L’ultimo romanzo di Lidia Yuknavitch, “La cronologia dell’acqua” (Nottetempo), presentato il 9 ottobre a Portici di Carta, è una raccolta di memorie dell’autrice, che trova un filo conduttore nella funzione salvifica dell’acqua e nel dialogo tra intelletto e corpo. La scrittrice interroga le parti del suo corpo, cercando tramite queste di ricostruire la sua storia: una storia fatta di violenza, lutto, dolore, ma anche di rinascita, redenzione e perdono.
Sulla vita dell’autrice hanno ampiamente influito le violenze fisiche e verbali perpetrate dal padre nei confronti suoi e della sorella. Proprio in questa traumatica compagine si inserisce l’acqua, per lei fonte di salvezza. È infatti grazie alla sua carriera agonistica nel nuoto che trova la possibilità di allontarsi dalla casa paterna e iniziare il suo tortuoso processo di guarigione. “All’acqua non interessa se sei grassa o magra, bella o brutta, stupida o intelligente, vecchia o giovane. Quando sono in acqua sento di avere la possibilità di liberarmi delle pressioni sociali che non sento mie“: con queste parole Yuknavitch chiarisce il ruolo dell’acqua nella sua vita.
Ancora, l’acqua è riuscita a liberare l’autrice dal peso opprimente dell’odio. A tal proposito, racconta l’episodio del salvataggio del padre, che rischiava di affogare nell’oceano. “Io ero lì, e potevo scegliere di non salvarlo. Ma alla fine l’ho fatto, perché non potevo lasciarlo lì, nonostante io lo odiassi e lo volessi morto […] È stato un modo per lasciare andare la mia rabbia”.
L’acqua è movimento e continuo scorrere, per questo viene metaforicamente associata all’idea dell’immaginazione senza limiti, di uno spazio libero per l’espressione di se stessi.

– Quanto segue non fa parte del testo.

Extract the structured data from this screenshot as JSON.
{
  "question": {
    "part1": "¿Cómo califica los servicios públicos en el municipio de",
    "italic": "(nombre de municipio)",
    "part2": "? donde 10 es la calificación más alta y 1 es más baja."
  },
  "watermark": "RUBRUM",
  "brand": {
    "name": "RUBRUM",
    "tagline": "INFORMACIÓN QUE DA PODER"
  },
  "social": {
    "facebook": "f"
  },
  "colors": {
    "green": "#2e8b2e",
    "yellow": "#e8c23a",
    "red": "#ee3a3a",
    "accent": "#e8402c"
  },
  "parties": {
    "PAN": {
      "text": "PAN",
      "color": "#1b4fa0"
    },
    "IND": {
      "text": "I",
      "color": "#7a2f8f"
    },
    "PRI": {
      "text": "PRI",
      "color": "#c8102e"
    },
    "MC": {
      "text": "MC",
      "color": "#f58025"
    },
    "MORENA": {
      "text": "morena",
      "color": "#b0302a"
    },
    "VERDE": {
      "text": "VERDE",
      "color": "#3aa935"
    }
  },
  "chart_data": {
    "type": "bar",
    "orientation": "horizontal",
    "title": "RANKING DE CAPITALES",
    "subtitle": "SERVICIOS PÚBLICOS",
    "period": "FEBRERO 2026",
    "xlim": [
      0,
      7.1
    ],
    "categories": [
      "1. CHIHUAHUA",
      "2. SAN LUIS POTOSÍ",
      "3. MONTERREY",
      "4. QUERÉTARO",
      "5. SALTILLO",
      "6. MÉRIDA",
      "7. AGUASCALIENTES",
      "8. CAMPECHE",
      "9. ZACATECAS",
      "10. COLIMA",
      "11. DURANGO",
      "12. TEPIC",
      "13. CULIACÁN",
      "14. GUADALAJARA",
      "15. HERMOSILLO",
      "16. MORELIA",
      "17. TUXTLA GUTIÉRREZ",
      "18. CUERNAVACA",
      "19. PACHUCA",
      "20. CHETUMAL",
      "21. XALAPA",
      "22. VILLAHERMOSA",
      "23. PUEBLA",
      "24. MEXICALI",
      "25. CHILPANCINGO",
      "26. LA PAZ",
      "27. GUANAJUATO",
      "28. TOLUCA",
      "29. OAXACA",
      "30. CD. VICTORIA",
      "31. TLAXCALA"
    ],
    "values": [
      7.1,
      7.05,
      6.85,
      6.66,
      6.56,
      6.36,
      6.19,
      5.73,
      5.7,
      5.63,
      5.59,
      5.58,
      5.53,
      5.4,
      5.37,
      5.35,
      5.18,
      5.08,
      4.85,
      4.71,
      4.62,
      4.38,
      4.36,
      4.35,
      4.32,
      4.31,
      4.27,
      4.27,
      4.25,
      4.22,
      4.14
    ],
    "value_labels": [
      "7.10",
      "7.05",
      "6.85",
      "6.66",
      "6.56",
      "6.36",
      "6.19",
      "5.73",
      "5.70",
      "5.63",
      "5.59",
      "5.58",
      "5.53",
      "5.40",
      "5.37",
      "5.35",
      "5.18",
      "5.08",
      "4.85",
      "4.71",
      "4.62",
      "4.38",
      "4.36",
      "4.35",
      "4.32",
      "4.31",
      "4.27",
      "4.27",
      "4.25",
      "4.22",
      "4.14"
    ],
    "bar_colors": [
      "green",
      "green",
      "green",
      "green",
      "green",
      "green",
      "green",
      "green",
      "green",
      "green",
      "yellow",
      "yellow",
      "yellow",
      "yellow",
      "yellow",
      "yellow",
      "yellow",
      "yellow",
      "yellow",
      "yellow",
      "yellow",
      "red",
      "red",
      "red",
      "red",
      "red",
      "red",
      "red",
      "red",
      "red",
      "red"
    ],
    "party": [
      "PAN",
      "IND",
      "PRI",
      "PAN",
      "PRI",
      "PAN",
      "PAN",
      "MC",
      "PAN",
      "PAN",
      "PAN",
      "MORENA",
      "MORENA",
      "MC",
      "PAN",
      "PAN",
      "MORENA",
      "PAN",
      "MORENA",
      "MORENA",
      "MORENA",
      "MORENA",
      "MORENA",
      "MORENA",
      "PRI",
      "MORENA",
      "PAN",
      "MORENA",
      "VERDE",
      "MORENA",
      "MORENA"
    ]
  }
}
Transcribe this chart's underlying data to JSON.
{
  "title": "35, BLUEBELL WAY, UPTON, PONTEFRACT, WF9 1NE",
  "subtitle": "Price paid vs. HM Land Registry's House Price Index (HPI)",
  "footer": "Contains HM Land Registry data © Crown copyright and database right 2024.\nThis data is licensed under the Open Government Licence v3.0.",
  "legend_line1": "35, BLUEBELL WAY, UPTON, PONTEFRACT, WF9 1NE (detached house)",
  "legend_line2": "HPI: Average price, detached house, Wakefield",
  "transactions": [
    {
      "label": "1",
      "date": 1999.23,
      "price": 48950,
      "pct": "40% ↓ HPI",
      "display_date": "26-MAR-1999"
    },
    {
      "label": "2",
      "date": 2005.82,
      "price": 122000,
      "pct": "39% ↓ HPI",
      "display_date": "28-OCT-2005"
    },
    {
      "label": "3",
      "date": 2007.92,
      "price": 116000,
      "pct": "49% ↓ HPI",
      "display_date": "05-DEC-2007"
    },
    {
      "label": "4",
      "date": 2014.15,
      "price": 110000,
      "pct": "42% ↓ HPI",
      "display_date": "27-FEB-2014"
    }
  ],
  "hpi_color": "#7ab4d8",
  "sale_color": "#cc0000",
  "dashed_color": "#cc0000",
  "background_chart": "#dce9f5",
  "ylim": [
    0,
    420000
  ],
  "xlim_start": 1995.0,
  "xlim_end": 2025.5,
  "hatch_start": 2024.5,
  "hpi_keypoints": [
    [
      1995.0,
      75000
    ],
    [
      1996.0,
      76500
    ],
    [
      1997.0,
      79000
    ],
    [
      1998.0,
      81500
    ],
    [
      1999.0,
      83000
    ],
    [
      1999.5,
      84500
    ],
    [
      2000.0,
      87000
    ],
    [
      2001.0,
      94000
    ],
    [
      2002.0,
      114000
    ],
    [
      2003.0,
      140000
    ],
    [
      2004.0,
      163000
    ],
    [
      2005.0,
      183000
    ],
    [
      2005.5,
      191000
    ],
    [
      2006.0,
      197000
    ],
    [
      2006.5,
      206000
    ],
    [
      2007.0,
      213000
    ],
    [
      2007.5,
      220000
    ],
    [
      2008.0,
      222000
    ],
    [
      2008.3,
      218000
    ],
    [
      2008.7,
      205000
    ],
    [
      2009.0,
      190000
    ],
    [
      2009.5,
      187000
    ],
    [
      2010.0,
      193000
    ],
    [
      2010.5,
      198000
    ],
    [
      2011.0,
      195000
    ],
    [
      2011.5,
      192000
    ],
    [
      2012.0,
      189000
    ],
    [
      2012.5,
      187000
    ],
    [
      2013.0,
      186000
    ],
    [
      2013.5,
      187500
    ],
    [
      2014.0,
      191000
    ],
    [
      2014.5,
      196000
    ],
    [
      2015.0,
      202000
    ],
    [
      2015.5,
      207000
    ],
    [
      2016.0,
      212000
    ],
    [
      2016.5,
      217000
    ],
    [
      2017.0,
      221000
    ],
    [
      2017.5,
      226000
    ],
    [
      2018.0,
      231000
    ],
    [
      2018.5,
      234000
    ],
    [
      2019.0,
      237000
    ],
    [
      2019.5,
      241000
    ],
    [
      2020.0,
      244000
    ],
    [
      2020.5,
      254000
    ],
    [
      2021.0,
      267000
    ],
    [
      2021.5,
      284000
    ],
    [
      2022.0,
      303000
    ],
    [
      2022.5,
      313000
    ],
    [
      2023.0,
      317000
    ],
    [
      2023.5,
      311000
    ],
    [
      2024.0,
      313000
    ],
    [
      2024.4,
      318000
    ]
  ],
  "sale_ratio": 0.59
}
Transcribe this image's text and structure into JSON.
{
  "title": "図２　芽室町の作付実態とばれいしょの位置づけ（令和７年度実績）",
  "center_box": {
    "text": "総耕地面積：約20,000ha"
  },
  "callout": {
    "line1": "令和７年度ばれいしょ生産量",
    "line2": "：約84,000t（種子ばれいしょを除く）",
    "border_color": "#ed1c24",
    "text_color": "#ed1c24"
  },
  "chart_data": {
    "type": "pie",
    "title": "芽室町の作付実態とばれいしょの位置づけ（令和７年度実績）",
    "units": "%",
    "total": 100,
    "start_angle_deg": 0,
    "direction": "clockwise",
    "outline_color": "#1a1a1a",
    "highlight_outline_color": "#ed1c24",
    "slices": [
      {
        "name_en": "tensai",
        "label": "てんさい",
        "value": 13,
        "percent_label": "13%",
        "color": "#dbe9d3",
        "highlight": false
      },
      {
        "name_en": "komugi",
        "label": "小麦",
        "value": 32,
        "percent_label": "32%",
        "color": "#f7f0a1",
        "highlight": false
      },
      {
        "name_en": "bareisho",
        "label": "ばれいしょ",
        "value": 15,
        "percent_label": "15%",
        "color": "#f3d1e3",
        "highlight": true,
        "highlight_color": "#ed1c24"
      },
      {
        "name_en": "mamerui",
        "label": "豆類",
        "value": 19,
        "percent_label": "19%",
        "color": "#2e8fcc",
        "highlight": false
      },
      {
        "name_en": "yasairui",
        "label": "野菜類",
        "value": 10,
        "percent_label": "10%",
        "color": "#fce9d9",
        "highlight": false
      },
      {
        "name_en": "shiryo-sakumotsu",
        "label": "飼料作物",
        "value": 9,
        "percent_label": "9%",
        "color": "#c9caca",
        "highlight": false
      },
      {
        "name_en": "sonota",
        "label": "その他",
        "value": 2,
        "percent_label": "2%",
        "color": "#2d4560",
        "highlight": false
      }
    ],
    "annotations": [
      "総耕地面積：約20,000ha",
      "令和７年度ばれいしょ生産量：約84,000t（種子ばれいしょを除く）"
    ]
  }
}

Un altro motivo ricorrente nel libro e su cui Yuknavitch insiste è quello dei corpi, corpi che portano con sé e su di sé storie ed esperienze, le quali hanno un valore intrinseco solo per il fatto di esistere e dunque devono essere raccontate. Lidia Yuknavitch non vuole che la si ritenga speciale per ciò che ha vissuto e per il fatto di averlo raccontato in un libro, ma vorrebbe dare l’esempio. “Dovrebbero esserci tante storie quanti sono i corpi, poiché ogni corpo e ogni parte di esso porta con sé una storia.” L’invito dell’autrice è di decostruire le monostorie su temi come la violenza, il lutto e la dipendenza e, invece, di dare spazio a molteplici racconti e punti di vista, di cui ognuno di noi è portatore e potratrice.